[BUG] When a jupyter cell's output is a dataframe, the dataframe is always evaluated
Describe the bug When a jupyter cell's output is a dataframe, the dataframe is evaluated. Maybe not technically a bug, because it is documented (last paragraph in this section), but there is no way to disable it. This can be very expensive and slow.
This is inconsistent with running a notebook in the dbx web ui, which apparently does not register a custom formatter for dataframes.
To Reproduce Steps to reproduce the behavior:
- Create or open a jupyter notebook
- Create a dataframe, but don't assign it to a variable, so that it is the result of the cell.

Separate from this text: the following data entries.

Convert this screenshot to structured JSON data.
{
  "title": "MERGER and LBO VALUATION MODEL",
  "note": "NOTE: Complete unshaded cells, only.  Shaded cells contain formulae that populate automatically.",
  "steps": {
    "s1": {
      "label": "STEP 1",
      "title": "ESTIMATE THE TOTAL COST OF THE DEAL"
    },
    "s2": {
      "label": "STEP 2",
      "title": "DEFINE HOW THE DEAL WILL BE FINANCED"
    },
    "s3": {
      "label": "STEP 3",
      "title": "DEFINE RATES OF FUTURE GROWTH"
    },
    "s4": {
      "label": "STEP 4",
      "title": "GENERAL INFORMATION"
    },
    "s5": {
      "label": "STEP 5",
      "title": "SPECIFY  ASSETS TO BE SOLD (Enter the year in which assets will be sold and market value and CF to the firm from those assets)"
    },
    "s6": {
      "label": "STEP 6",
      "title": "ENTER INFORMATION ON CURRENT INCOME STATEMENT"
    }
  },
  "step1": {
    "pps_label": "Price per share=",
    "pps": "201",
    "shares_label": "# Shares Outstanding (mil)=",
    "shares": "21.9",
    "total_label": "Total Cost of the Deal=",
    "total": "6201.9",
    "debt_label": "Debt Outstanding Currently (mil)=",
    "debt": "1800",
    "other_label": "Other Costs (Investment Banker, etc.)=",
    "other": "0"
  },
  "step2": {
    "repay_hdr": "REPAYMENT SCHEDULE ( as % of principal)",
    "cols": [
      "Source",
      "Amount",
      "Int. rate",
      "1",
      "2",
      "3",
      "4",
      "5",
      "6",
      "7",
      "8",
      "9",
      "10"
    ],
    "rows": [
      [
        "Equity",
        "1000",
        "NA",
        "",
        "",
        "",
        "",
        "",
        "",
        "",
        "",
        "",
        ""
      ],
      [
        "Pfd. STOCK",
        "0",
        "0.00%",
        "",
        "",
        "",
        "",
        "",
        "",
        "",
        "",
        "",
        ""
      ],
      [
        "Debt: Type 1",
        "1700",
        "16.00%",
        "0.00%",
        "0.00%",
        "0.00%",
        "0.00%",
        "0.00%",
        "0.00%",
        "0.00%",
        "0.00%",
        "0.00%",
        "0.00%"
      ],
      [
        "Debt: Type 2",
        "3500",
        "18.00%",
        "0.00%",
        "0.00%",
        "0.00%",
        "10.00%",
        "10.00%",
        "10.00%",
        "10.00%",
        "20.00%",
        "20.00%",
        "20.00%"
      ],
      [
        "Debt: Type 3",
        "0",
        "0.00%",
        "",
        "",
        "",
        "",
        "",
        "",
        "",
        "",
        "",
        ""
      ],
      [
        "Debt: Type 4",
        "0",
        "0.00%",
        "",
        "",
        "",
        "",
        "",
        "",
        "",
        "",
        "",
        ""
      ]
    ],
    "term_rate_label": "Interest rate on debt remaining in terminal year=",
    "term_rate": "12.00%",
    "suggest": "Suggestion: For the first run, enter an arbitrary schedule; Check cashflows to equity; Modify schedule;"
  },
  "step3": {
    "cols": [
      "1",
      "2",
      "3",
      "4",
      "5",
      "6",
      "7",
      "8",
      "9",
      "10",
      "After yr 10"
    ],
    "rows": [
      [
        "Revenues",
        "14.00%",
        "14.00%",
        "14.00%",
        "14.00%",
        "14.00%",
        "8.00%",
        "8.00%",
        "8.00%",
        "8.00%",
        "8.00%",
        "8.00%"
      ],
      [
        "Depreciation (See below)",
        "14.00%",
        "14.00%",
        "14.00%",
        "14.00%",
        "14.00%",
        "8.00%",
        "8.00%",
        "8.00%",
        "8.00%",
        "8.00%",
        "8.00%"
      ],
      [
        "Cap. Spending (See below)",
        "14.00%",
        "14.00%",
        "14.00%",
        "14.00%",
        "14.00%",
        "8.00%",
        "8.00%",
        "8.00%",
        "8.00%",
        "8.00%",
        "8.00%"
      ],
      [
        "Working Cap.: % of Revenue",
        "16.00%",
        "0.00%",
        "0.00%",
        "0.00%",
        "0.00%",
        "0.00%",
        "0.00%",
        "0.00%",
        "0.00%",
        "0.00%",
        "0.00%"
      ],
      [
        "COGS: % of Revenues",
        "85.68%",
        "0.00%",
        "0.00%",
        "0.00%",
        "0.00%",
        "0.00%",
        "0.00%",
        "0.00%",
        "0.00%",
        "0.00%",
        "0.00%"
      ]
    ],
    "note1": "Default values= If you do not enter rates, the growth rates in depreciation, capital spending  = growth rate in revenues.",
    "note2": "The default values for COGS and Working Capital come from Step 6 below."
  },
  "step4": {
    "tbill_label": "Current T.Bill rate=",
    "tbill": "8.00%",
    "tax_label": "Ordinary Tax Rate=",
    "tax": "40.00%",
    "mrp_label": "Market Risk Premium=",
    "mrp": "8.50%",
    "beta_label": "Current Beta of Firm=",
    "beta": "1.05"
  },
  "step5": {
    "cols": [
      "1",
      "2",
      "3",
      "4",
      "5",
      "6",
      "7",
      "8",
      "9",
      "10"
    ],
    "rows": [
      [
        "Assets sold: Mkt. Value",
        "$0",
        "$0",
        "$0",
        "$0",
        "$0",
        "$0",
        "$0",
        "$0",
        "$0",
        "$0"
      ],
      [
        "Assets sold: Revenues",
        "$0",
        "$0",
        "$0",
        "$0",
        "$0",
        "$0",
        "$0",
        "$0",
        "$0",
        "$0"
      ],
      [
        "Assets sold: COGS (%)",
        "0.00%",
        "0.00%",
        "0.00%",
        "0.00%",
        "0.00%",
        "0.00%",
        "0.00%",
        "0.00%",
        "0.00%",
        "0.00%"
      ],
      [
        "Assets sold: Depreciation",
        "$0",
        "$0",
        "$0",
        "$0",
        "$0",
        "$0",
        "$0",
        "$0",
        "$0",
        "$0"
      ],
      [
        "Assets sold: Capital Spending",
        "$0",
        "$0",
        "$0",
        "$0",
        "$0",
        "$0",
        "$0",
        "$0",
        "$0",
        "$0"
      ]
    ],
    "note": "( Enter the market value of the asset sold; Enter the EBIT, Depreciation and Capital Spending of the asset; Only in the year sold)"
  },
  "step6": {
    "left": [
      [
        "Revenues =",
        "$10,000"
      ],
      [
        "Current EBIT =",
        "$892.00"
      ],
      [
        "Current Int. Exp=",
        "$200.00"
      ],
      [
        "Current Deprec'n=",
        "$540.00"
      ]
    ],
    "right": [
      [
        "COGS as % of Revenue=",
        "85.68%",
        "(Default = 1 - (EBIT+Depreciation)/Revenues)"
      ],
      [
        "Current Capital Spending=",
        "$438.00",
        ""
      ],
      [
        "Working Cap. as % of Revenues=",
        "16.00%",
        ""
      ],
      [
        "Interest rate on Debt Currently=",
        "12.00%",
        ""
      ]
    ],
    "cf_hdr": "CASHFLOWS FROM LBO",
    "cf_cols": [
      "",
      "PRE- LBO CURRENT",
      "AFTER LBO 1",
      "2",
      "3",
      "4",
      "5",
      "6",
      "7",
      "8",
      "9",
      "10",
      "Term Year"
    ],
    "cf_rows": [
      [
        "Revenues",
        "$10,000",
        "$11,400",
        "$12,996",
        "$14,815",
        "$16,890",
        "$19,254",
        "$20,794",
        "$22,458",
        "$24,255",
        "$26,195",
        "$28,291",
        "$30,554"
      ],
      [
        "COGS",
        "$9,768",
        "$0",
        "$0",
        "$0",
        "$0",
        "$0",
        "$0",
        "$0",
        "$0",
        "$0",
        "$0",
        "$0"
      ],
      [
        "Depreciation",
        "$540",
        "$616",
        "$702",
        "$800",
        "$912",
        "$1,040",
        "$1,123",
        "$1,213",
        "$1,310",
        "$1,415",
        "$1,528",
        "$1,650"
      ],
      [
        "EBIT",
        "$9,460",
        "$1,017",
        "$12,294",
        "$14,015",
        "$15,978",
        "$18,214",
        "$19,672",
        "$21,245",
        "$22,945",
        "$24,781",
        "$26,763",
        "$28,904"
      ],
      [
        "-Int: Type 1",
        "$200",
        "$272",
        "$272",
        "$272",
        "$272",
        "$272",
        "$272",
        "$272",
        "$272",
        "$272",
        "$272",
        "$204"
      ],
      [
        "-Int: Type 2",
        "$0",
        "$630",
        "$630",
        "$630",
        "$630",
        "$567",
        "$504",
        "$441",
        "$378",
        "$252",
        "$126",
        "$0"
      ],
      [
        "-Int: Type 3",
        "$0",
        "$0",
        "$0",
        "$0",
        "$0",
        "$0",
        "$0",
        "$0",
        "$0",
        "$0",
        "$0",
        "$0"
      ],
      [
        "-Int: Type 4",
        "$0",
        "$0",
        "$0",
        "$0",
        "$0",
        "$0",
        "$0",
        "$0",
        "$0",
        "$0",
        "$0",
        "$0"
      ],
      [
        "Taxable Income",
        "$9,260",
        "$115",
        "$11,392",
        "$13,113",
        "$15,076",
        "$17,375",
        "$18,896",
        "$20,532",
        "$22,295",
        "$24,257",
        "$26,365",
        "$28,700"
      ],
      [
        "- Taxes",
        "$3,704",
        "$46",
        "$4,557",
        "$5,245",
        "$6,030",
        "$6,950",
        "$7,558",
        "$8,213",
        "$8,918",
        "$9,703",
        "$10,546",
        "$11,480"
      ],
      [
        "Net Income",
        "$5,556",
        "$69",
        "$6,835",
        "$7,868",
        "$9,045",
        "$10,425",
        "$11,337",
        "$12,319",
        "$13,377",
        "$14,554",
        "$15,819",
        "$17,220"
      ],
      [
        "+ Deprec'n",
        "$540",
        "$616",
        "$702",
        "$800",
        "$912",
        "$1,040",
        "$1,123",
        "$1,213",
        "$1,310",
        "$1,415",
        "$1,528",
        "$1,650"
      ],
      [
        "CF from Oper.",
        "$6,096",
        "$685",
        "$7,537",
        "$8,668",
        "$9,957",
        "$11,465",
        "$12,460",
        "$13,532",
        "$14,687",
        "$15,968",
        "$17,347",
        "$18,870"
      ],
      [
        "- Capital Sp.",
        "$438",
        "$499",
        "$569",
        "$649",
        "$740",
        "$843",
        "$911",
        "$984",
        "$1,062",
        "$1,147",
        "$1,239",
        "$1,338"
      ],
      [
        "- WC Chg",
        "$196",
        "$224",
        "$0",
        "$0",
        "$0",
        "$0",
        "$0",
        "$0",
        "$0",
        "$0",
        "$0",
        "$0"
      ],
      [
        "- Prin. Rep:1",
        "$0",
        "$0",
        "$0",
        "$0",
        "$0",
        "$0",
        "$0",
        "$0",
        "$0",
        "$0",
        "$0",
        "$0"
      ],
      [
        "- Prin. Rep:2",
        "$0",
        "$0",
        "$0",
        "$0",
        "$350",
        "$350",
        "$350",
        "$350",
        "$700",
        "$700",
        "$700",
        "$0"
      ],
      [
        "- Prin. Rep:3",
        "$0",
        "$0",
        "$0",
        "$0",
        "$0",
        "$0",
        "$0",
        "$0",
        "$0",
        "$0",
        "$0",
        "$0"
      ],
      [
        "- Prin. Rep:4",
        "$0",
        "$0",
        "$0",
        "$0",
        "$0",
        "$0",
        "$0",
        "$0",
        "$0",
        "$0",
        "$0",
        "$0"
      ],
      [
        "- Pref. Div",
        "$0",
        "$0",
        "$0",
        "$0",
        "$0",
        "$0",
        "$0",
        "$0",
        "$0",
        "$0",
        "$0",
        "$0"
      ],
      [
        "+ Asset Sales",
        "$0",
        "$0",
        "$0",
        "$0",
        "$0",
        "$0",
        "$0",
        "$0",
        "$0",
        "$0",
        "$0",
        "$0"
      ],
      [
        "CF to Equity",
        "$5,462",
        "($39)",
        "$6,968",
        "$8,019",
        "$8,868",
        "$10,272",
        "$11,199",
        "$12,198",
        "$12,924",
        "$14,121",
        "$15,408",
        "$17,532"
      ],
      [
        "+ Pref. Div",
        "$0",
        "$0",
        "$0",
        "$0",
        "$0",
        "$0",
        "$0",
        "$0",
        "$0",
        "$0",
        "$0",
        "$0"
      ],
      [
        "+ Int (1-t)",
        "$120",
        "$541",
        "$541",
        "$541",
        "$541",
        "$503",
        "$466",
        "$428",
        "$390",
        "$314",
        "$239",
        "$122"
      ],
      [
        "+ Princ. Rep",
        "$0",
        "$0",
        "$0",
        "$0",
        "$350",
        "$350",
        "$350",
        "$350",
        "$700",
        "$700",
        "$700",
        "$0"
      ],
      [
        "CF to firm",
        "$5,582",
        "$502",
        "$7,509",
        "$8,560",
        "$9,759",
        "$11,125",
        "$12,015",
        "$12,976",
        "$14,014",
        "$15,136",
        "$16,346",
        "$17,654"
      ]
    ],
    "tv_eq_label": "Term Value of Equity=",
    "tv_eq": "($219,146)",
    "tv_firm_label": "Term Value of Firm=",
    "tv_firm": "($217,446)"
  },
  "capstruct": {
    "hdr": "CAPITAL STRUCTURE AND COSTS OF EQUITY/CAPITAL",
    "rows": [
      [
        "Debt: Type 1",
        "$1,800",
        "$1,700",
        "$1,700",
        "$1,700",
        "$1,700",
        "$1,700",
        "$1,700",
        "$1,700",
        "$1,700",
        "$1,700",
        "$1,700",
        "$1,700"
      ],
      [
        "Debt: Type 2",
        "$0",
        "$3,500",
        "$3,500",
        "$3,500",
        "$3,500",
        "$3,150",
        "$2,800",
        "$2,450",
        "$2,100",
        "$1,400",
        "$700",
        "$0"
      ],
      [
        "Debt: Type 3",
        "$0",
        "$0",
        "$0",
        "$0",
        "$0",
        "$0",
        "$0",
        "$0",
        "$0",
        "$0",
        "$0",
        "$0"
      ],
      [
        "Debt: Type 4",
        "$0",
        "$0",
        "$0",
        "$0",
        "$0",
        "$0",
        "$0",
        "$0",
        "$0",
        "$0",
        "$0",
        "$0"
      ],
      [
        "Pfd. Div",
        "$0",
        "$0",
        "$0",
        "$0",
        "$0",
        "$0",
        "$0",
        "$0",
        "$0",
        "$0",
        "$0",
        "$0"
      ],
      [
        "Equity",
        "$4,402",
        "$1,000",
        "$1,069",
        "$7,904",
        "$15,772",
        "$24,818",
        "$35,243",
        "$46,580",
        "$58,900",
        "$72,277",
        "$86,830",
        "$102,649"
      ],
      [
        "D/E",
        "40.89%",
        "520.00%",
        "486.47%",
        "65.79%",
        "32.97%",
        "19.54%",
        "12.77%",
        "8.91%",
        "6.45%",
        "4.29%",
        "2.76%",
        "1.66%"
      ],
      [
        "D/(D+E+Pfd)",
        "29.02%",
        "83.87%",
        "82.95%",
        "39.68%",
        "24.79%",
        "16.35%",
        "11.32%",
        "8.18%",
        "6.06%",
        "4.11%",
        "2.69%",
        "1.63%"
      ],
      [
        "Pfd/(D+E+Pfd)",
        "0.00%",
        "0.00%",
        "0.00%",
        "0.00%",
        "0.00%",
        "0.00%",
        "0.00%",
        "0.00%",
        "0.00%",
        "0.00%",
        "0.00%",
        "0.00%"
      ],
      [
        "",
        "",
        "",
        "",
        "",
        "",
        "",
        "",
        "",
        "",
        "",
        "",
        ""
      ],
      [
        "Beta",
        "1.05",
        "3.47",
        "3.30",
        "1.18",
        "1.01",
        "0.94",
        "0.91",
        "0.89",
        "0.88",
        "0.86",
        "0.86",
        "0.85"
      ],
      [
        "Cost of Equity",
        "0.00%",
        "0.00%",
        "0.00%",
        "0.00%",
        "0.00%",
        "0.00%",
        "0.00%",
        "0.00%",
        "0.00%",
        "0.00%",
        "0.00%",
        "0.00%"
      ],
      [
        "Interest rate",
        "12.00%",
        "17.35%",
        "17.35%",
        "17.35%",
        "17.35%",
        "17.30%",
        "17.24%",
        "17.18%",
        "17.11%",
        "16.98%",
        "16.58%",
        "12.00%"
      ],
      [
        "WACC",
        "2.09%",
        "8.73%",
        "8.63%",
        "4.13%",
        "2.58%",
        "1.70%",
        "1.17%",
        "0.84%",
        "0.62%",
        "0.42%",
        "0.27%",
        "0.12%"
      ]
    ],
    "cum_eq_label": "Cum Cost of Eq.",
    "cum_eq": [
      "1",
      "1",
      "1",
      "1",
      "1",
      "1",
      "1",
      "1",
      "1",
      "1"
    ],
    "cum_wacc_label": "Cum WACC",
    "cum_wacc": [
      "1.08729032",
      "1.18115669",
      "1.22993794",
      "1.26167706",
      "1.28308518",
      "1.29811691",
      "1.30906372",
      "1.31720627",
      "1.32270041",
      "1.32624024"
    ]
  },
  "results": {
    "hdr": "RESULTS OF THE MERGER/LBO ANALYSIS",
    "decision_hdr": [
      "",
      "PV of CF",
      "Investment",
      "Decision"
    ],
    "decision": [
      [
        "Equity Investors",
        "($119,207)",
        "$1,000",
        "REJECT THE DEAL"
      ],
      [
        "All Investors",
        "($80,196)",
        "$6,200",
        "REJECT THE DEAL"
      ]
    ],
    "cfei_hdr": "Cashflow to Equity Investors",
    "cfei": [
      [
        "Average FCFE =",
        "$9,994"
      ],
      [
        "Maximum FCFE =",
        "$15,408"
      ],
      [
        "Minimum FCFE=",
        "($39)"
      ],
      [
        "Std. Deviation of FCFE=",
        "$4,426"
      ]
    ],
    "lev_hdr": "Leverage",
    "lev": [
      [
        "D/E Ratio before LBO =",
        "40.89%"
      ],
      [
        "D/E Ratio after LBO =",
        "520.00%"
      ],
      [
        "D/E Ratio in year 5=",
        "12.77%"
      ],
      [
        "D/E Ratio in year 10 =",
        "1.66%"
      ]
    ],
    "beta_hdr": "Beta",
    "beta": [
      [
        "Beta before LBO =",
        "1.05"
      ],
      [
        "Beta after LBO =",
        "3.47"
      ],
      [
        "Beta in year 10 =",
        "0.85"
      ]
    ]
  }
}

- Execute the cell. The df is evaluated and results are displayed
Screenshots If applicable, add screenshots to help explain your problem.
System information:
- Paste the output ot the
Help: Aboutcommand (CMD-Shift-P).
Version: 1.97.2 (Universal)
Commit: e54c774e0add60467559eb0d1e229c6452cf8447
Date: 2025-02-12T23:20:35.343Z (6 days ago)
Electron: 32.2.7
ElectronBuildId: 10982180
Chromium: 128.0.6613.186
Node.js: 20.18.1
V8: 12.8.374.38-electron.0
OS: Darwin arm64 24.3.0
- Databricks Extension Version
2.6.0
Databricks Extension Logs N/A
Additional context Workaround:
from IPython.core.getipython import get_ipython
html_formatter = get_ipython().display_formatter.formatters["text/html"]
try:
html_formatter.pop('pyspark.sql.DataFrame')
except KeyError:
pass
try:
html_formatter.pop('pyspark.sql.connect.dataframe.DataFrame')
except KeyError:
pass
At the top of the notebook.
Hi, thanks for reporting it. Right now we indeed register html formatters for dataframes without any convenient way to disable. We only have a DATABRICKS_DF_DISPLAY_LIMIT env var that you can use to control how many rows to show.
It might make sense to add a new settings about dataframe formatters, which you should be able to disable.
IMO it would be best to not enable this by default. It runs counter to the idea that dataframes are lazy by default, unless spark.sql.repl.eagerEval.enabled is set.
I tried @lendle's workaround, and so far I have mixed feelings. The default behavior makes it really easy to build up an exploratory analysis using %sql cells. Maybe it would be good to mimic the Databricks web UI, where DataFrames are lazy in Python but still previewed in %sql cells.